もちろん、彼は正しい:フランスが、あるいはどこか他の国が、すでに崩壊の瀬戸際にある国に派兵したり、その国をさらに破壊することなしには勝てない戦争を繰り広げることなど、誰も期待していない。 それよりも、通常のレバノン人が望むもの、彼らが昨年10月以来要求してきたものはむしろ、政治システム全体の見直しだ。これは、「旧来勢力との決別」を意味している。

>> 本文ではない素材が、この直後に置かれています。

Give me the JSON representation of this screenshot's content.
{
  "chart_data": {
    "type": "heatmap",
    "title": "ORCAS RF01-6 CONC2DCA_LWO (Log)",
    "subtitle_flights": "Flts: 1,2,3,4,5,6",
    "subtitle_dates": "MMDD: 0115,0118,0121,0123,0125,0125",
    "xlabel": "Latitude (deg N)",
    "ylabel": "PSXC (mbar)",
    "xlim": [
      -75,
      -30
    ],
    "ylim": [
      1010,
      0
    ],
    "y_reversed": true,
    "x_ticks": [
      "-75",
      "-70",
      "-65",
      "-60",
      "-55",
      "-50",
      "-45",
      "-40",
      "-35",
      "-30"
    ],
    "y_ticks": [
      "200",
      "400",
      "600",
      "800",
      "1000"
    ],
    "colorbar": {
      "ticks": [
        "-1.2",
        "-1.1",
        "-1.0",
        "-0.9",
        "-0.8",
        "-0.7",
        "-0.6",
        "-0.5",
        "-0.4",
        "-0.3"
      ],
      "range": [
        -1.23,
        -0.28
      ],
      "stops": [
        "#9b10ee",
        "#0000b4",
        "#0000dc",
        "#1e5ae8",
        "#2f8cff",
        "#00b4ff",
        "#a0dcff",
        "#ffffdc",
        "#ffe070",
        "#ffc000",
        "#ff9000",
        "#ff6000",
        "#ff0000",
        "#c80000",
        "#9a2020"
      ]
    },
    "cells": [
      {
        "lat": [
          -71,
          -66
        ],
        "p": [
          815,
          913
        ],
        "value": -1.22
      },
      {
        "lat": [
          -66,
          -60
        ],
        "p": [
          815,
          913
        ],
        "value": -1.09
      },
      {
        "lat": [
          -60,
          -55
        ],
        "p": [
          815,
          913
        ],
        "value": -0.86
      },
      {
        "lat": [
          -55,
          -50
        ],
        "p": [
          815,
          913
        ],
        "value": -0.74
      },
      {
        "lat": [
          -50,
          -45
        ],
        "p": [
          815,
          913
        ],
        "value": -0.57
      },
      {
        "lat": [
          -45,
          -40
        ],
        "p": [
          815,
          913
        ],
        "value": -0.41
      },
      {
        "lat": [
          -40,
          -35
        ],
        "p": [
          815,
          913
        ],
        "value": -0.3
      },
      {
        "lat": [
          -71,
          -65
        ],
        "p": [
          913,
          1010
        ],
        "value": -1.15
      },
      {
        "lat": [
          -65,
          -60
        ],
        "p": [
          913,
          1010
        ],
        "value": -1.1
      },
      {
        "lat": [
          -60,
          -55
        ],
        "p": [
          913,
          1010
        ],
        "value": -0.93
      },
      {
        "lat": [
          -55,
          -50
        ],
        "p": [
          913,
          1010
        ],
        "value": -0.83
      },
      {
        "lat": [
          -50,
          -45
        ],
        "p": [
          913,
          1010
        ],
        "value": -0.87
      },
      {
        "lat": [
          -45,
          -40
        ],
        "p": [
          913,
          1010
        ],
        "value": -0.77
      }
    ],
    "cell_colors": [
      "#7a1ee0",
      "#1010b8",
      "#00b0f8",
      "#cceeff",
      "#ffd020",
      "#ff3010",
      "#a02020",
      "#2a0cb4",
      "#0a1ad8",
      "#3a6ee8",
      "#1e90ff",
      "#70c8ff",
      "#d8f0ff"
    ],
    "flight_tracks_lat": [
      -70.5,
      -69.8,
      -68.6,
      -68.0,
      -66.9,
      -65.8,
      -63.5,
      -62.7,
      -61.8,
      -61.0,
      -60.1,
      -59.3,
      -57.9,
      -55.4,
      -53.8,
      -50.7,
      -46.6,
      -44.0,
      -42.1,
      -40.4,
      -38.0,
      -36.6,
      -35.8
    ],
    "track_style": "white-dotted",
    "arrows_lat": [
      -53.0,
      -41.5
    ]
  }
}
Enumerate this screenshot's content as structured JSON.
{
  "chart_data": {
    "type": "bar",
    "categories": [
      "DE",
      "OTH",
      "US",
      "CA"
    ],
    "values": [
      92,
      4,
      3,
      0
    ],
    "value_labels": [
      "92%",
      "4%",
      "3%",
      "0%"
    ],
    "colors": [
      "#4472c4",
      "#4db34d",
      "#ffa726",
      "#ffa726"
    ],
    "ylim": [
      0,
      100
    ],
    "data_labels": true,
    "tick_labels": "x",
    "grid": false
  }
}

例えば1992年以来の議会議長であるナビーフ・ビッリー;ミシェル・アウン大統領。軍閥出身の彼はヒズボラと同盟を結んでその地位を獲得したが、その際レバノン人キリスト教徒達の結束に深刻なダメージを与え、まだレバノンから逃げ出していなかった少数の人々に脅しを加えた;そして、何よりもヒズボラ自身。

マクロン大統領が多大な努力を払い、善意を持ってくれていることは疑いないが、彼の発言は多くのレバノン人やフランス外交を信頼してきた人々に、苦い思いを味あわせている。 訪問を終えるに当たっての記者会見で、大統領は自分自身を実用主義者と形容した。そう言うのならば、たとえ現在の政治家達全体を入れ換えることは非現実的であるとしても、少なくともヒズボラに武器を置いてテロ部門を解散するよう公に要求することは、彼にはできたはずだ。

しかし、ヒズボラがまだ優位にある(そして武装もしている)間は、政治家達がマクロン大統領に与える誓約をレバノン人が信用すると思うのは、素朴に過ぎるというものだ。 マクロン大統領はまた、アウン大統領が危機への自身の対策についての批判的な報道に対する措置として、ローカルチャンネルのMTVを発禁処分にするという非民主的な決定を撤回しない限り、バーブダの大統領官邸への訪問を拒否するべきだった。 マクロン大統領が与えた保証に関しては、2018年のパリ会議でレバノンに予定された寄付を差し控えることだけで十分な抑止力になると大統領は考えているようだ。

この方法の問題は、もちろん、制裁の対象が腐敗した政治家達ではなく、レバノン国民になってしまうことだ。 マクロン大統領は、政治リーダー達が共同歩調を取らない場合の制裁の可能性について話しはしたが、その内容は物足りなく、タイミングは遅すぎるものだった。もし私がマクロン大統領に助言する機会があったなら、まさに上記の点を談話の中心に据えるようにしていただろう。

現在の指導者達に対処するには他には方法がないと、大統領が理解してくれればだが。 マクロン大統領がもし、たとえばどんな形の制裁や資産凍結があり得るかを示すことによって、本気であること見せていたら、彼はまったく違った受け取られ方をしていただろう。

こうした態度なら、裕福で権力を持った人々が罰を逃れるのを嫌というほど目にしてきた平均的なレバノン人達からの信頼は高まっただろう。 決意ある毅然としたアプローチを批判する人達は、そうしたやり方では交渉に参加するよう政治リーダー達を説得はできないと主張するだろう。これに対する強力な反論は、マクロン大統領のアプローチはこれまでのところ、飴と鞭の「飴」なら十分に備えているということだ・・・「鞭」の方はひどく不足しているのだが。